Kaan Akgün işletmesinin etrafında bulunan mera statüsündeki alanları kiralamak için müracaat yaptığını fakat Denizli Vilayet Tarım Müdürlüğü’nde nazaranv yapan memurların “Size verirsek, herkes ister, uğraşamayız” söylemiş olduğini aktardı.
Tarım Müdürlüğü’nün akabinde Vilayet Tarım Müdürü ve Denizli Vali Yardımcılarıyla görüşen Akgün, kanuna uygun hareket etmesine karşın meraların kiraya keyfi olarak verilmediğini ve şu anda meraların atıl durumda olduğunu söylemiş oldu.
Akgün, mera kiralama konusunda yaşadığı meselelerle ilgili, “Bu hayvan otlatılmayan, atıl duran topraklar varken, devlet kendisi eksin. TMO’ya versin onlar eksik arpa üretilsin buğday üretilsin. Biz yapmayalım. niye Rusya’ya bağımlıyız, niye Ukrayna’ya bağımlıyız? Savaş çıktı 8 buçuk lira oldu buğday. 5 buçuk liradan 8 buçuk liraya bir günde çıkar mı buğday? Biz bu kadar mı rezil bir ülkeyiz, bu kadar mı bağımlı bir ülkeyiz. bu biçimde düşündüğüm vakit bu ülkede durmak istemiyorum” dedi.
“PAMUKKALE ÜNİVERSİTESİ MERAYI TALAN ETTİ”
Meraların 2 bin 400 dönümünün Pamukkale Üniversitesine tahsis edildiğini belirten Akgün, konuşmasını şöyleki sürdürdü:
“Pamukkale Üniversitesi merayı talan etti. hiç bir üretim yapmadı, hiç bir fikir üretmedi, hiç bir proje uygulamadı. Şu anda devletin mera toprakları, tapu sorgudan girin Pamukkale üniversitesinin gözüküyor. Üretim yapılmıyor, üniversite üretmiyor.
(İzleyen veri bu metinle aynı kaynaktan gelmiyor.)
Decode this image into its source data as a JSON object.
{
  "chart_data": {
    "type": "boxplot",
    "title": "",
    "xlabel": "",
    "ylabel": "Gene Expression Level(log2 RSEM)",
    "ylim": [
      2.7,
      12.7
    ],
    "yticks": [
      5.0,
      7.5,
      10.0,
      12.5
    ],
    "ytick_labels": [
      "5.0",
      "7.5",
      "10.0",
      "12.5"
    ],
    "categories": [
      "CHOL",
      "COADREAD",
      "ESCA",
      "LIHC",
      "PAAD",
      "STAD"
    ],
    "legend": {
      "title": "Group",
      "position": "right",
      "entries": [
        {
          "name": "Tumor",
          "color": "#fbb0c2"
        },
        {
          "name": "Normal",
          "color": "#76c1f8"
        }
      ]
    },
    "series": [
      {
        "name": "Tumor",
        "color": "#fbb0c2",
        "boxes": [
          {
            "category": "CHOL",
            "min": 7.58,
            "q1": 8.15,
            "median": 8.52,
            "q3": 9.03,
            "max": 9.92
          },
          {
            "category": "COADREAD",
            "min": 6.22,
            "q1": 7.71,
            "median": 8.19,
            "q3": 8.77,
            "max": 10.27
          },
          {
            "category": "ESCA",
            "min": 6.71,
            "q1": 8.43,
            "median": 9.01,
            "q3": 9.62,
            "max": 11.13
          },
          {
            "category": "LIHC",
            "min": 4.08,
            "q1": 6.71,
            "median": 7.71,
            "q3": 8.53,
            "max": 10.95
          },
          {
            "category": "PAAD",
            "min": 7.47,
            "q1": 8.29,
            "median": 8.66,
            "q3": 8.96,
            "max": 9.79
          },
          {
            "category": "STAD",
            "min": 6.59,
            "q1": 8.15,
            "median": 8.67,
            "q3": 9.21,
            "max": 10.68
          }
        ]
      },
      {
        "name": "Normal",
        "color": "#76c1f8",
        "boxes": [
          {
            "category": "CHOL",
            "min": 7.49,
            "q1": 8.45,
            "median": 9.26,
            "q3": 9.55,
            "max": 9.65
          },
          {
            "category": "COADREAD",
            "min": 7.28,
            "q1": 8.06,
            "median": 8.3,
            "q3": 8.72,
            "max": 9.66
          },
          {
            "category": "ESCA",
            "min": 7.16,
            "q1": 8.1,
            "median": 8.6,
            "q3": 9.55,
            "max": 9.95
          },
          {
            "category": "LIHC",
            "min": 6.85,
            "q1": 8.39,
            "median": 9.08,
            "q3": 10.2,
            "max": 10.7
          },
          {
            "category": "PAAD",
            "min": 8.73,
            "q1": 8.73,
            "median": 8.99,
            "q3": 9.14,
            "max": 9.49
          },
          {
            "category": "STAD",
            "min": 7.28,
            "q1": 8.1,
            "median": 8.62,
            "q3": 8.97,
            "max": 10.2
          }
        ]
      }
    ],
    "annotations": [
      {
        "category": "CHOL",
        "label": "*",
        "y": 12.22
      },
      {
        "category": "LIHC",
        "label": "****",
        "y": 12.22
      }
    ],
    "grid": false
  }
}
Bir tohum atalım, bir hayvan yürütelim, bir ot üretelim, bir deney yapalım tohum geliştirelim yahut öbür bir şey yapalım. İnsan yürütelim bile demiyorlar. İnsanları getirip piknik yaptıralım bile demiyorlar. O denli duruyor, giremiyorsunuz. Lakin etrafı çevrildi yatırım yapıldı para harcandı bu milletin parası harcandı. Lakin ne oldu millete geri dönmedi. Kelamın bittiği yerdeyiz.”